Il est difficile de trouver des statistiques concrètes sur le nombre de banques qui ferment ou qui ont fermé leurs portes dans desmunicipalités, mais des observations empiriques et des pages de résultats de recherches sur le Web confirment cette tendance. Lorsqu’une banque ferme ses portes dans une municipalié, les clients sont ensuite invités à se rendre dans une autre ville s’ils souhaitent continuer à obtenir des services au comptoir. Les personnes âgées préfèrent obtenir des services bancaires en personne, et idem pour les habitants du Nord. Ces Canadiens plus âgés sont également les personnes les plus méfiantes pour ce qui est de s’occuper de leurs finances en ligne et ne disposent peut-être même pas de la technologie nécessaire pour effectuer des opérations bancaires de cette manière.

Ce qui est indéniable, c’est que les services bancaires en ligne intéressent principalement les personnes plus jeunes qui vivent en région urbaine et qui ont toujours la possibilité de se rendre dans une succursale de leur banque. L’ironie est tout sauf charmante, surtout pour les personnes qui perdent cette possibilité dans leur propre ville. Demander aux gens de se rendre dans une autre ville pour obtenir des services bancaires revient à leur demander de s’exposer à davantage de risques sur les routes.

Les gens craignent aussi que la perte de leur banque finisse par entraîner la perte d’autres entreprises dans leur ville. Pour les propriétaires de ces entreprises, l’exode des clients des banques vers des villes avoisinantes est vu comme une pente glissante qui mène à une plus grande instabilité économique. Les banques disent que les services bancaires en ligne ont eu pour effet de diminuer la nécessité d’avoir autant de succursales et que les faibles taux d’intérêt ont réduit les revenus qu’elles tirent des prêts. Tout cela en dépit du fait que les banques continuent à enregistrer des profits records année après année.

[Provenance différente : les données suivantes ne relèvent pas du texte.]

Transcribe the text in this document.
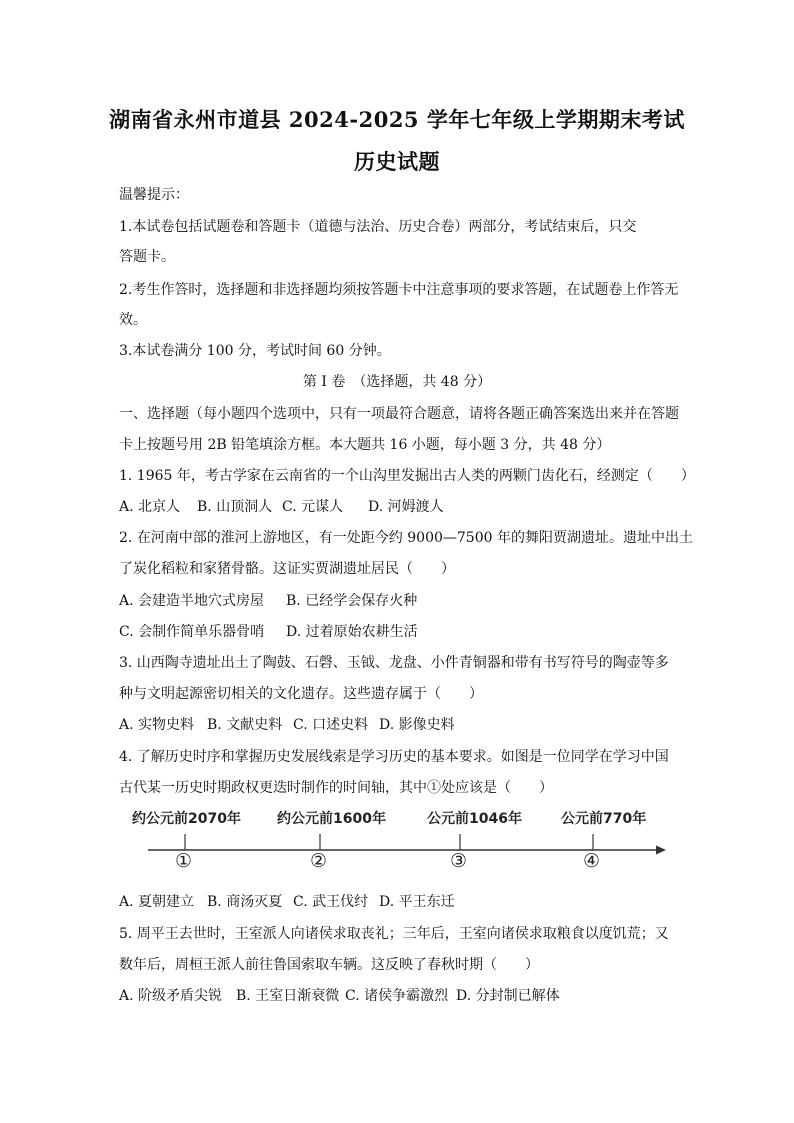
湖南省永州市道县 2024-2025 学年七年级上学期期末考试
历史试题
温馨提示：
1.本试卷包括试题卷和答题卡（道德与法治、历史合卷）两部分，考试结束后，只交
答题卡。
2.考生作答时，选择题和非选择题均须按答题卡中注意事项的要求答题，在试题卷上作答无
效。
3.本试卷满分 100 分，考试时间 60 分钟。
第 I 卷　（选择题，共 48 分）
一、选择题（每小题四个选项中，只有一项最符合题意，请将各题正确答案选出来并在答题
卡上按题号用 2B 铅笔填涂方框。本大题共 16 小题，每小题 3 分，共 48 分）
1. 1965 年，考古学家在云南省的一个山沟里发掘出古人类的两颗门齿化石，经测定（　　）
A. 北京人 B. 山顶洞人 C. 元谋人 D. 河姆渡人
2. 在河南中部的淮河上游地区，有一处距今约 9000—7500 年的舞阳贾湖遗址。遗址中出土
了炭化稻粒和家猪骨骼。这证实贾湖遗址居民（　　）
A. 会建造半地穴式房屋 B. 已经学会保存火种
C. 会制作简单乐器骨哨 D. 过着原始农耕生活
3. 山西陶寺遗址出土了陶鼓、石磬、玉钺、龙盘、小件青铜器和带有书写符号的陶壶等多
种与文明起源密切相关的文化遗存。这些遗存属于（　　）
A. 实物史料 B. 文献史料 C. 口述史料 D. 影像史料
4. 了解历史时序和掌握历史发展线索是学习历史的基本要求。如图是一位同学在学习中国
古代某一历史时期政权更迭时制作的时间轴，其中①处应该是（　　）
约公元前2070年	约公元前1600年	公元前1046年	公元前770年
①	②	③	④
A. 夏朝建立 B. 商汤灭夏 C. 武王伐纣 D. 平王东迁
5. 周平王去世时，王室派人向诸侯求取丧礼；三年后，王室向诸侯求取粮食以度饥荒；又
数年后，周桓王派人前往鲁国索取车辆。这反映了春秋时期（　　）
A. 阶级矛盾尖锐 B. 王室日渐衰微 C. 诸侯争霸激烈 D. 分封制已解体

Les banques tirent l’essentiel de leurs revenus des frais qu’elles exigent, et c’est là que les fermetures deviennent un moyen. Dans plusieurs cas, les banques disent aux gens qui souhaitent transférer leur compte dans une banque avoisinante qu’elles ne renonceront pas à exiger les frais associés à une telle démarche. Le message envoyé aux clients est que les banques peuvent changer l’entente sans pénalité, mais pas eux.

Se pose alors la question suivante : à quel moment une entente n’est-elle plus une entente? Est-ce qu’une banque qui ferme sa succursale dans une ville conserve le droit d’obliger un client à respecter sa part de l’entente? Les banques disent que oui, mais ce point de vue semble injuste pour les clients qui sont obligés d’obtenir des services bancaires d’une manière à laquelle ils ne s’attendaient pas lorsqu’ils ont conclu ces ententes.

Comme je l’ai expliqué, la plupart des personnes âgées ne sont à l’aise qu’avec des services bancaires en personne. Plusieurs autres dans de petites villes peuvent ne pas avoir accès à un réseau de téléphonie mobile ou à un service Internet à haute vitesse qui leur permettrait d’effectuer des opérations bancaires en ligne. Plusieurs des banques qui ferment leurs portes dans nos municipalités y étaient établies depuis des décennies, voire depuis plus de 100 ans dans quelques cas. Ces banques faisaient partie de l’identité de ces municipalités, et leur départ est vu comme une source d’incertitude pour la vitalité économique de la région. Plutôt que d’envisager des solutions créatives, comme une diminution des heures de service, ces banques plient tout simplement bagage. Obliger les gens à rester clients après ce genre de traitement fait foi d’un manque de compassion et n’est rien de moins que cruel.